Commercial Umbrella Coverage
Operating a fast food restaurant poses numerous risks, and certain situations could lead to a lawsuit that exhausts your primary insurance limits. Commercial umbrella insurance provides coverage beyond your current policy limits in the event of an expensive accident or lawsuit.
Commercial Property Insurance
If you own the building in which your restaurant operates, you should consider investing in commercial property insurance to protect against common accidents caused by fire and severe weather. This type of coverage not only protects your building, but also the business-related contents housed inside like specialized kitchen equipment, computers, and furniture.
Additional Steps to Protect Your Business
Although it's easy (and essential) to invest in business insurance, it should not be your frontline defense. Yes, insurance will compensate for your business' financial losses after an incident occurs, but it's much better to avoid losses altogether.
With this in mind, here are three things you can do to better protect your business:
- Use legally robust contracts and other business documents. (We offer free templates for some of the most common legal forms.)

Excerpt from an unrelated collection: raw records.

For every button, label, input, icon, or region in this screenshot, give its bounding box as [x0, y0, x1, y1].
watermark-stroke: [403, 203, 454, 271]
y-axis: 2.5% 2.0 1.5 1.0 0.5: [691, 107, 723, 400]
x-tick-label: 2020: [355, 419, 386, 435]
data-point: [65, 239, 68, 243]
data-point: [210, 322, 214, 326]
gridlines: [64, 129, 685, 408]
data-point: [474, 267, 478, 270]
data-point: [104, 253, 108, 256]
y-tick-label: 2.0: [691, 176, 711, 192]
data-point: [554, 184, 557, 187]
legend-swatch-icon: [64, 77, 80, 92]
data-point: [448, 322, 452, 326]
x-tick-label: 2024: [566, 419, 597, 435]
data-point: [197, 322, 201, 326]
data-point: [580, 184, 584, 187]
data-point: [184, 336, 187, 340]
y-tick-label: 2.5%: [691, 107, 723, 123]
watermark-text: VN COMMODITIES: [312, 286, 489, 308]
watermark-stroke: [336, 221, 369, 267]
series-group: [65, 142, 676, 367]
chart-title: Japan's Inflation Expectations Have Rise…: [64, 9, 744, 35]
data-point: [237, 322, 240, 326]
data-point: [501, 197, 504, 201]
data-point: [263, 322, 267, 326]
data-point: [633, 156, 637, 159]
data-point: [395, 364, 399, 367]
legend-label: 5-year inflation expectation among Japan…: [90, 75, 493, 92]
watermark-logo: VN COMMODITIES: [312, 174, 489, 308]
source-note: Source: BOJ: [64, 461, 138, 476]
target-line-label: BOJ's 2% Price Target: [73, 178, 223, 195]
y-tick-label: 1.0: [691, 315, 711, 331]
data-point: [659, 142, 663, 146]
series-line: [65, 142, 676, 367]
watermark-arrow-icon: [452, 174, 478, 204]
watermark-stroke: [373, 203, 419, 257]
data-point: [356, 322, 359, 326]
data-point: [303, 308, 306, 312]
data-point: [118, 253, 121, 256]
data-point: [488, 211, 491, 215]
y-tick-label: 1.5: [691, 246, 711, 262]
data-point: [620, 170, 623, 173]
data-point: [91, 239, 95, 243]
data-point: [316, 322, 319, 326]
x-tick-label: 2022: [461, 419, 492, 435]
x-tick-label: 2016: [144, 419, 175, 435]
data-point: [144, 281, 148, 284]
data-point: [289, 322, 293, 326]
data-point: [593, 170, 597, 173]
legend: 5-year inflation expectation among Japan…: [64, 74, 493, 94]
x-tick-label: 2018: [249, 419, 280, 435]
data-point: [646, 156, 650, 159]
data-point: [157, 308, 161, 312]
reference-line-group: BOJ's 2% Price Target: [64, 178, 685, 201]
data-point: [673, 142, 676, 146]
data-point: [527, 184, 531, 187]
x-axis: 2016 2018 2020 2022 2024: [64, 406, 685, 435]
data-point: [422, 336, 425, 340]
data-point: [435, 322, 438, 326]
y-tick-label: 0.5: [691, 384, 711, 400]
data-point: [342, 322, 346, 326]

- Set up a limited liability company (LLC) to protect your personal assets. (Refer to our guide for step-by-step instructions on how to form an LLC in your state.)
- Streamline your business' internal processes. This will remove unnecessary variables from common tasks and create a safe, consistent environment for conducting business.
Frequently Asked Questions
What is included in a business owner’s policy?
A typical business owner's policy includes general liability, business interruption, and property insurance. However, BOPs are often customizable, so your agent may recommend adding professional liability, commercial auto, or other types of coverage to your package depending on your company's needs.
What is the difference between business insurance and general liability insurance?
"Business insurance" is a generic term used to describe many different types of coverage a business may need. General liability insurance, on the other hand, is a specific type of coverage that business owners need to protect their assets.
Do I need insurance before I start a business?
You should invest in coverage for your business before your first interaction with a customer. Although the cost of insurance may seem high for a brand new business, it's best to be proactive when it comes to protecting your assets. After all, you can't buy insurance to cover a loss that has already occurred.
Will insurance protect my business from everything?
Not necessarily. Certain exceptions may be written directly into your policy, and some perils may be entirely uninsurable. Be sure to discuss the scope of your policy in-depth with your agent to avoid being blindsided by holes in your coverage.